With recent dramatic increases in vanilla prices, increasing insecurity came along. Vanilla theft in the fields and in the curing process have become a wide spread problem in the region
Consequently, many farmers spend substantial resources during the last two to three months before harvest guarding their fields against thieves and robbers.

Alternatively, farmers harvest immature vanilla in order to reduce the risk of theft affecting negatively on the quality of the product.

These present major challenges for smallholder farmers in Madagascar of whom the large majority depend on an informal vanilla market beleaguered by a multiplicity of middlemen (Packer 2008,
Fairfood International 2014).

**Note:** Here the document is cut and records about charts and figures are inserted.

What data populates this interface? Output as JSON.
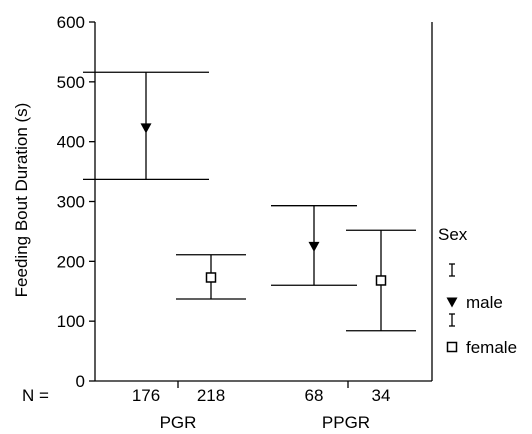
{
  "chart_data": {
    "type": "error-bar",
    "ylabel": "Feeding Bout Duration (s)",
    "ylim": [
      0,
      600
    ],
    "yticks": [
      0,
      100,
      200,
      300,
      400,
      500,
      600
    ],
    "n_label": "N =",
    "groups": [
      {
        "label": "PGR",
        "categories": [
          "176",
          "218"
        ]
      },
      {
        "label": "PPGR",
        "categories": [
          "68",
          "34"
        ]
      }
    ],
    "legend": {
      "title": "Sex",
      "position": "right",
      "entries": [
        {
          "marker": "filled-triangle-down",
          "label": "male"
        },
        {
          "marker": "open-square",
          "label": "female"
        }
      ]
    },
    "series": [
      {
        "name": "male",
        "marker": "filled-triangle-down",
        "points": [
          {
            "n": "176",
            "group": "PGR",
            "mean": 423,
            "lower": 337,
            "upper": 516
          },
          {
            "n": "68",
            "group": "PPGR",
            "mean": 225,
            "lower": 160,
            "upper": 293
          }
        ]
      },
      {
        "name": "female",
        "marker": "open-square",
        "points": [
          {
            "n": "218",
            "group": "PGR",
            "mean": 173,
            "lower": 137,
            "upper": 211
          },
          {
            "n": "34",
            "group": "PPGR",
            "mean": 168,
            "lower": 84,
            "upper": 252
          }
        ]
      }
    ],
    "colors": {
      "ink": "#000000",
      "background": "#ffffff"
    }
  }
}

Other challenges include the complex production cycle of vanilla and climate-related disasters as the region is regularly hit by cyclones.
These repeating devastations to vanilla fields impact the global vanilla supply and have global impact on its prices (Brown 2007).

In 2003, long droughts across Madagascar followed by a devastating cyclone affected local production – even wiping out much of the warehouse stock.
This caused a boom in prices, which was immediately followed by a dramatic price bust

Following the price spike in 2002-2003, an increasing number of national exporters and international flavour houses started Contract Farming Arrangements (CFAs) with vanilla producers.
Such agreements were virtually absent in the vanilla sector prior to this price spike (Packer 2008, Sielaff et al. 2014).As of today (2019) about 15% of all vanilla farmers in SAVA Madagascar are in CFAs with an exporter, collector or other formal business partner today.

A few international flavour houses have established sourcing centers in the SAVA Region. They are either competing or partnering with traditional collectors, importers and exporters. Contracted vanilla farmers receive a varying combination of benefits. The benefits can include price premiums, access to credit, and support for income diversification, technical assistance, vocational training, educational support and free health insurances.